We are in the lull between meals, listening to the shrieks of the Monopoly game, and mulling over which film to watch. I sneaked away, thinking I’d just have time to do Sacha Black’s 120 second story challenge. Some hope. After two seconds I’m still staring at the clock and working out where the big hand will be in two seconds time. So I wrote this instead. It took about twenty minutes, if anyone’s interested.
That’s how they operate, bailiffs. They come with the police and a locksmith so you can’t keep them out. Your door swings open and a guy in a suit barges in with his clipboard and his writs, and the coppers stand either side so you can’t put your fist in his face. And the little bloke in the blue overalls packs up his tools and peers over their shoulders. His hard, beady eyes squint at you as if you’re something in a zoo. Then, as soon as he’s squared things about getting paid with the bailiff he’s off to his nice cozy place in the suburbs with a drive and a garage, and a bomb proof front door, and a wife and kids.

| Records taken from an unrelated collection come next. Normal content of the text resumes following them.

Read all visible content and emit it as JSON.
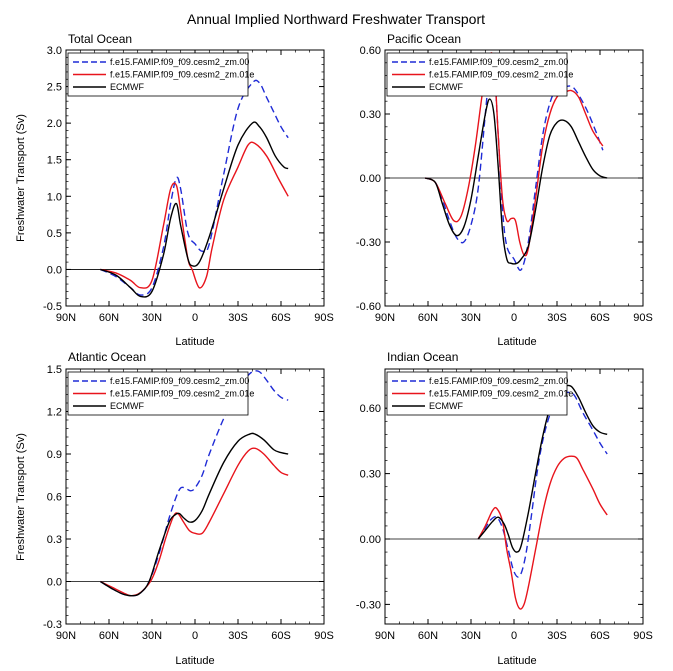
{
  "figure_title": "Annual Implied Northward Freshwater Transport",
  "colors": {
    "series0": "#1f2bd6",
    "series1": "#e8141c",
    "series2": "#000000"
  },
  "chart_data": [
    {
      "type": "line",
      "title": "Total Ocean",
      "xlabel": "Latitude",
      "ylabel": "Freshwater Transport (Sv)",
      "xlim": [
        90,
        -90
      ],
      "ylim": [
        -0.5,
        3.0
      ],
      "yticks": [
        -0.5,
        0.0,
        0.5,
        1.0,
        1.5,
        2.0,
        2.5,
        3.0
      ],
      "ytick_labels": [
        "-0.5",
        "0.0",
        "0.5",
        "1.0",
        "1.5",
        "2.0",
        "2.5",
        "3.0"
      ],
      "xticks": [
        90,
        60,
        30,
        0,
        -30,
        -60,
        -90
      ],
      "xtick_labels": [
        "90N",
        "60N",
        "30N",
        "0",
        "30S",
        "60S",
        "90S"
      ],
      "legend": {
        "placement": "top-left"
      },
      "series": [
        {
          "name": "f.e15.FAMIP.f09_f09.cesm2_zm.00",
          "style": "dashed",
          "x": [
            66,
            55,
            45,
            38,
            30,
            22,
            17,
            13,
            10,
            5,
            0,
            -5,
            -10,
            -20,
            -30,
            -40,
            -45,
            -50,
            -55,
            -60,
            -65
          ],
          "y": [
            0.0,
            -0.1,
            -0.25,
            -0.35,
            -0.25,
            0.3,
            0.9,
            1.25,
            1.1,
            0.5,
            0.35,
            0.25,
            0.35,
            1.3,
            2.2,
            2.55,
            2.55,
            2.35,
            2.15,
            1.95,
            1.8
          ]
        },
        {
          "name": "f.e15.FAMIP.f09_f09.cesm2_zm.01e",
          "style": "solid",
          "x": [
            66,
            55,
            45,
            38,
            30,
            22,
            17,
            13,
            10,
            5,
            2,
            -3,
            -8,
            -12,
            -20,
            -30,
            -37,
            -42,
            -50,
            -58,
            -65
          ],
          "y": [
            0.0,
            -0.05,
            -0.15,
            -0.25,
            -0.15,
            0.6,
            1.1,
            1.15,
            0.8,
            0.15,
            0.0,
            -0.25,
            -0.1,
            0.3,
            0.95,
            1.4,
            1.7,
            1.72,
            1.55,
            1.25,
            1.0
          ]
        },
        {
          "name": "ECMWF",
          "style": "solid",
          "x": [
            66,
            55,
            45,
            38,
            30,
            22,
            17,
            13,
            10,
            5,
            2,
            -3,
            -10,
            -20,
            -30,
            -40,
            -45,
            -50,
            -56,
            -62,
            -65
          ],
          "y": [
            0.0,
            -0.08,
            -0.25,
            -0.37,
            -0.3,
            0.2,
            0.7,
            0.9,
            0.6,
            0.15,
            0.05,
            0.1,
            0.45,
            1.1,
            1.7,
            2.0,
            1.95,
            1.8,
            1.55,
            1.4,
            1.38
          ]
        }
      ]
    },
    {
      "type": "line",
      "title": "Pacific Ocean",
      "xlabel": "Latitude",
      "ylabel": "",
      "xlim": [
        90,
        -90
      ],
      "ylim": [
        -0.6,
        0.6
      ],
      "yticks": [
        -0.6,
        -0.3,
        0.0,
        0.3,
        0.6
      ],
      "ytick_labels": [
        "-0.60",
        "-0.30",
        "0.00",
        "0.30",
        "0.60"
      ],
      "xticks": [
        90,
        60,
        30,
        0,
        -30,
        -60,
        -90
      ],
      "xtick_labels": [
        "90N",
        "60N",
        "30N",
        "0",
        "30S",
        "60S",
        "90S"
      ],
      "legend": {
        "placement": "top-left"
      },
      "series": [
        {
          "name": "f.e15.FAMIP.f09_f09.cesm2_zm.00",
          "style": "dashed",
          "x": [
            62,
            55,
            50,
            45,
            40,
            35,
            30,
            25,
            20,
            17,
            14,
            11,
            8,
            5,
            0,
            -5,
            -10,
            -15,
            -20,
            -25,
            -30,
            -37,
            -42,
            -50,
            -57,
            -62
          ],
          "y": [
            0.0,
            -0.02,
            -0.1,
            -0.2,
            -0.28,
            -0.3,
            -0.22,
            -0.05,
            0.3,
            0.5,
            0.52,
            0.2,
            -0.15,
            -0.32,
            -0.38,
            -0.43,
            -0.3,
            -0.05,
            0.2,
            0.35,
            0.42,
            0.43,
            0.42,
            0.33,
            0.22,
            0.13
          ]
        },
        {
          "name": "f.e15.FAMIP.f09_f09.cesm2_zm.01e",
          "style": "solid",
          "x": [
            62,
            55,
            48,
            42,
            37,
            32,
            27,
            22,
            18,
            15,
            13,
            11,
            8,
            5,
            2,
            -1,
            -4,
            -7,
            -10,
            -15,
            -20,
            -25,
            -30,
            -35,
            -40,
            -45,
            -50,
            -55,
            -62
          ],
          "y": [
            0.0,
            -0.02,
            -0.12,
            -0.2,
            -0.18,
            -0.05,
            0.15,
            0.4,
            0.55,
            0.58,
            0.45,
            0.2,
            -0.1,
            -0.2,
            -0.19,
            -0.2,
            -0.3,
            -0.36,
            -0.33,
            -0.1,
            0.15,
            0.3,
            0.38,
            0.4,
            0.41,
            0.38,
            0.3,
            0.22,
            0.15
          ]
        },
        {
          "name": "ECMWF",
          "style": "solid",
          "x": [
            62,
            55,
            50,
            45,
            40,
            35,
            30,
            25,
            20,
            17,
            14,
            11,
            8,
            5,
            2,
            -2,
            -5,
            -10,
            -15,
            -20,
            -25,
            -30,
            -35,
            -40,
            -45,
            -50,
            -55,
            -60,
            -65
          ],
          "y": [
            0.0,
            -0.02,
            -0.12,
            -0.22,
            -0.27,
            -0.23,
            -0.1,
            0.1,
            0.3,
            0.37,
            0.3,
            0.05,
            -0.25,
            -0.38,
            -0.4,
            -0.4,
            -0.38,
            -0.32,
            -0.15,
            0.05,
            0.2,
            0.26,
            0.27,
            0.24,
            0.17,
            0.1,
            0.04,
            0.01,
            0.0
          ]
        }
      ]
    },
    {
      "type": "line",
      "title": "Atlantic Ocean",
      "xlabel": "Latitude",
      "ylabel": "Freshwater Transport (Sv)",
      "xlim": [
        90,
        -90
      ],
      "ylim": [
        -0.3,
        1.5
      ],
      "yticks": [
        -0.3,
        0.0,
        0.3,
        0.6,
        0.9,
        1.2,
        1.5
      ],
      "ytick_labels": [
        "-0.3",
        "0.0",
        "0.3",
        "0.6",
        "0.9",
        "1.2",
        "1.5"
      ],
      "xticks": [
        90,
        60,
        30,
        0,
        -30,
        -60,
        -90
      ],
      "xtick_labels": [
        "90N",
        "60N",
        "30N",
        "0",
        "30S",
        "60S",
        "90S"
      ],
      "legend": {
        "placement": "top-left"
      },
      "series": [
        {
          "name": "f.e15.FAMIP.f09_f09.cesm2_zm.00",
          "style": "dashed",
          "x": [
            66,
            58,
            50,
            43,
            38,
            32,
            25,
            18,
            13,
            10,
            7,
            3,
            0,
            -5,
            -10,
            -20,
            -30,
            -35,
            -40,
            -45,
            -50,
            -55,
            -60,
            -65
          ],
          "y": [
            0.0,
            -0.05,
            -0.09,
            -0.1,
            -0.08,
            0.0,
            0.2,
            0.45,
            0.6,
            0.66,
            0.66,
            0.64,
            0.66,
            0.75,
            0.9,
            1.15,
            1.35,
            1.43,
            1.48,
            1.48,
            1.42,
            1.35,
            1.3,
            1.28
          ]
        },
        {
          "name": "f.e15.FAMIP.f09_f09.cesm2_zm.01e",
          "style": "solid",
          "x": [
            66,
            58,
            50,
            45,
            40,
            35,
            30,
            25,
            20,
            15,
            12,
            8,
            4,
            0,
            -5,
            -10,
            -20,
            -30,
            -37,
            -42,
            -48,
            -55,
            -60,
            -65
          ],
          "y": [
            0.0,
            -0.04,
            -0.08,
            -0.1,
            -0.09,
            -0.05,
            0.02,
            0.15,
            0.32,
            0.46,
            0.48,
            0.42,
            0.36,
            0.34,
            0.34,
            0.42,
            0.62,
            0.82,
            0.92,
            0.94,
            0.9,
            0.82,
            0.77,
            0.75
          ]
        },
        {
          "name": "ECMWF",
          "style": "solid",
          "x": [
            66,
            58,
            50,
            43,
            38,
            32,
            25,
            18,
            14,
            11,
            8,
            4,
            0,
            -5,
            -10,
            -20,
            -30,
            -38,
            -42,
            -48,
            -55,
            -60,
            -65
          ],
          "y": [
            0.0,
            -0.05,
            -0.09,
            -0.1,
            -0.08,
            0.0,
            0.22,
            0.42,
            0.47,
            0.48,
            0.45,
            0.42,
            0.43,
            0.5,
            0.62,
            0.84,
            0.99,
            1.04,
            1.04,
            1.0,
            0.93,
            0.91,
            0.9
          ]
        }
      ]
    },
    {
      "type": "line",
      "title": "Indian Ocean",
      "xlabel": "Latitude",
      "ylabel": "",
      "xlim": [
        90,
        -90
      ],
      "ylim": [
        -0.39,
        0.78
      ],
      "yticks": [
        -0.3,
        0.0,
        0.3,
        0.6
      ],
      "ytick_labels": [
        "-0.30",
        "0.00",
        "0.30",
        "0.60"
      ],
      "xticks": [
        90,
        60,
        30,
        0,
        -30,
        -60,
        -90
      ],
      "xtick_labels": [
        "90N",
        "60N",
        "30N",
        "0",
        "30S",
        "60S",
        "90S"
      ],
      "legend": {
        "placement": "top-left"
      },
      "series": [
        {
          "name": "f.e15.FAMIP.f09_f09.cesm2_zm.00",
          "style": "dashed",
          "x": [
            25,
            20,
            16,
            12,
            8,
            4,
            0,
            -4,
            -8,
            -12,
            -16,
            -20,
            -25,
            -30,
            -35,
            -40,
            -43,
            -48,
            -55,
            -60,
            -65
          ],
          "y": [
            0.0,
            0.05,
            0.09,
            0.1,
            0.05,
            -0.05,
            -0.15,
            -0.17,
            -0.08,
            0.1,
            0.3,
            0.45,
            0.57,
            0.64,
            0.67,
            0.67,
            0.65,
            0.58,
            0.5,
            0.44,
            0.39
          ]
        },
        {
          "name": "f.e15.FAMIP.f09_f09.cesm2_zm.01e",
          "style": "solid",
          "x": [
            25,
            20,
            15,
            12,
            8,
            5,
            2,
            -1,
            -4,
            -7,
            -10,
            -15,
            -20,
            -25,
            -30,
            -35,
            -40,
            -44,
            -48,
            -55,
            -60,
            -65
          ],
          "y": [
            0.0,
            0.06,
            0.13,
            0.14,
            0.08,
            -0.05,
            -0.15,
            -0.27,
            -0.32,
            -0.3,
            -0.22,
            -0.05,
            0.12,
            0.25,
            0.33,
            0.37,
            0.38,
            0.37,
            0.32,
            0.23,
            0.16,
            0.11
          ]
        },
        {
          "name": "ECMWF",
          "style": "solid",
          "x": [
            25,
            20,
            15,
            11,
            7,
            4,
            1,
            -2,
            -5,
            -10,
            -15,
            -20,
            -25,
            -30,
            -35,
            -40,
            -45,
            -50,
            -55,
            -60,
            -65
          ],
          "y": [
            0.0,
            0.04,
            0.08,
            0.1,
            0.07,
            0.02,
            -0.04,
            -0.06,
            -0.03,
            0.12,
            0.3,
            0.47,
            0.6,
            0.67,
            0.7,
            0.7,
            0.65,
            0.58,
            0.52,
            0.49,
            0.48
          ]
        }
      ]
    }
  ]
}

The bailiff goes round and notes down all the stuff he’s keeping back to put towards paying the arrears. The good stuff. The rest, most of it, his boys dump outside on the pavement. All I can do is watch. My fists clench and unclench, and I wonder if prison for assault would be worse than the street. But you get a record then, no hope of ever finding a job with a record. And there’s Jessie.
I stand outside, not watching, not feeling anything. The apartment’s a squalid place. I won’t shed any tears over it. But it kept the rain off and even without any heating it was warmer than outside. I had already put the important papers in a bag, with the photos of Mam and Dad, the kids when they were little. I tell myself the rest doesn’t matter. The things the bailiff wants, the TV, the stereo, they’re worth nothing. Not really.
He’s leaving with his little list. His boys are boarding up the apartment door. On the pavement, the breeze lifts the corner of a sheet, paper rustles, poverty stares at me from a dozen cardboard boxes. The neighbour from the floor above comes out, looks away when he sees all my bits and pieces lying there, spread out, like the innards of a butchered pig. He was about to light a fag but he catches sight of me and changes his mind. He’s off before I can touch him for the price of breakfast. Jessie whimpers and nudges my hand with her nose. I try to smile at her, but she knows, and licks my hand to cheer me up.
“Come on, old lass,” I say. “It’s finished here. This is the past now.”
Jessie pricks her ears and wags her tail uncertainly.
“Let’s go find us a future.”
I don’t know what Jessie says, but it sounds as though she’s up for it.